How the children played
For the children of Ringway Road and the surrounding area there was considerable freedom. The “woods” extended from opposite the bungalows through to the back of Mayflower Road. This was our play area and all the local children used it, climbing trees to a height that would be considered foolhardy or dangerous today, playing hide and seek and occasionally making camps and campfires. If somebody managed to sneak a box of matches out of the kitchen we would set fire to the dry bracken, mostly in a reasonably controlled way. However, I recall one occasion at a weekend, when the site was being cleared for the current How Wood shops and a bracken fire got a bit out of hand. Despite our increasingly urgent attempts to control it, the fire spread rapidly through dried bracken and underneath a tractor which had been parked there by the contractors clearing the site. At this point, realising that we had lost control, we children ran home and our parents were summoned to assist. I fully expected the tractor to burst into flames at any time but fortunately the flames were put out before such a calamity occurred.
Children of various ages played happily together. Among the older ones were Roderick, Adrian and Joanne who always seemed to have the best ideas for new games and taught us how to follow trails in the woods, and where to find the best trees to climb. When it was time for their dinner their mother summoned them by blowing a whistle, a sound which could be heard even if we were in the far depths of the woods.
There was a field beyond Burston Bungalow, which led towards Pearsons Nursery (now Burston Tyler). The field contained a large natural pond in which the water was no more than 2 feet deep. A large log stretched from the bank out into the water and from this vantage point we spent many happy hours studying the pond life below the water. Bordering an adjacent field behind Burston Bungalow was the perimeter fence of Spielplatz, known to us as the “nudist colony”. This was generally agreed to be off limits for us children but on one occasion when we felt particularly daring a few of us climbed through the fence and went exploring. The place seemed very quiet and we wandered around through woods and clearings, inspecting the chalets, until eventually we were spotted by the warden and asked quite politely to leave. It was some time later when it dawned on us that, the season being winter, it was most unlikely that we were going to see what we had expected to see!

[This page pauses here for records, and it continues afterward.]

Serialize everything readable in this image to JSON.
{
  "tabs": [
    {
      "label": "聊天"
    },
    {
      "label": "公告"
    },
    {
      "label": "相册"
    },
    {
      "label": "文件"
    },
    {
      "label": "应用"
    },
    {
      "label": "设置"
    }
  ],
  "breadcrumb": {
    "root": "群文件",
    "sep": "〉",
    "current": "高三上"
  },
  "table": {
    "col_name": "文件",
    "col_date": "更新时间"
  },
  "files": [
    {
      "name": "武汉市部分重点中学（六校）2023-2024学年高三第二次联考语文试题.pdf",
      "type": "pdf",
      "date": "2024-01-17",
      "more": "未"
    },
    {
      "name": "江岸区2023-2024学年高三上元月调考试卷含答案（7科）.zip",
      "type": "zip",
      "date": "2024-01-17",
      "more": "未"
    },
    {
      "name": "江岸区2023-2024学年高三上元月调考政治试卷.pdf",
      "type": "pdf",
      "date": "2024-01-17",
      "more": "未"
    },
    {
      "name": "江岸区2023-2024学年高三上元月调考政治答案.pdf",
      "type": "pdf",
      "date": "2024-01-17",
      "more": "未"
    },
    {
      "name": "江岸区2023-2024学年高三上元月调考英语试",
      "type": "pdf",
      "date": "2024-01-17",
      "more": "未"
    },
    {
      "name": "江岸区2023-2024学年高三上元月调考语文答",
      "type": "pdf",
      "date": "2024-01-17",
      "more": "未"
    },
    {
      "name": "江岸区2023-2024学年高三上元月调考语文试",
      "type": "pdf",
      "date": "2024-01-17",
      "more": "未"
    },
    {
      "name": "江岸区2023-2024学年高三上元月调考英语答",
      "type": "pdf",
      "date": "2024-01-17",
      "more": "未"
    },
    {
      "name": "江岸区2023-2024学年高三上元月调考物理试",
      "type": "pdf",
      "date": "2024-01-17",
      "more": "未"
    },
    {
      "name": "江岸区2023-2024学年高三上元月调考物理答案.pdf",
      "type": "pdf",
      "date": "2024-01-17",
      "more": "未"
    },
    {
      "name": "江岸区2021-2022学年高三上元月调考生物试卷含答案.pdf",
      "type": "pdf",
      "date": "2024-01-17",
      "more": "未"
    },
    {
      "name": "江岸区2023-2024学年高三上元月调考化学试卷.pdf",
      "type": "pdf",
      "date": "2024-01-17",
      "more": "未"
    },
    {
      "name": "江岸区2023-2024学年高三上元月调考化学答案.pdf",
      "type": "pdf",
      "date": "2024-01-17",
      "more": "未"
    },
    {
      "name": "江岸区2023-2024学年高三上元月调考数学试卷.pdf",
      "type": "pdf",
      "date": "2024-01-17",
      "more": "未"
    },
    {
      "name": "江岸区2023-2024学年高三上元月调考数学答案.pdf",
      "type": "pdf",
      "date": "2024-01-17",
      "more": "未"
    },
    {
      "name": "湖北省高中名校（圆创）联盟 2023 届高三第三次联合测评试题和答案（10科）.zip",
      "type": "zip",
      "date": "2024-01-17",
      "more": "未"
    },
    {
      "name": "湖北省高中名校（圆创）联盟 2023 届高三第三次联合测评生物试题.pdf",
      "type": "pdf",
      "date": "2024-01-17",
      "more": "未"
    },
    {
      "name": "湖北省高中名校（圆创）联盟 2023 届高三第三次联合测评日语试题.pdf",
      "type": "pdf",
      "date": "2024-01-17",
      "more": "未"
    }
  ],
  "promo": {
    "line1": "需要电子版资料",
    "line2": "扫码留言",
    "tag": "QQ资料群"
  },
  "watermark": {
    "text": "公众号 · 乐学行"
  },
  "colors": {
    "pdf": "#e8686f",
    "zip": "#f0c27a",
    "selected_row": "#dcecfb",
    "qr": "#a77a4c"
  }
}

This idyllic life had changed by the mid-1960’s when Penn Road and Ringway Road were surfaced with tarmac, the houses in Spooners Drive and adjacent roads were constructed, the parade of shops in How Wood was built and opened and, probably most significant of all, we children grew up and dispersed to various secondary schools, with all the added opportunities and challenges that this brings to youngsters. Somehow, everyone and everything became more busy and those carefree days became just a happy memory.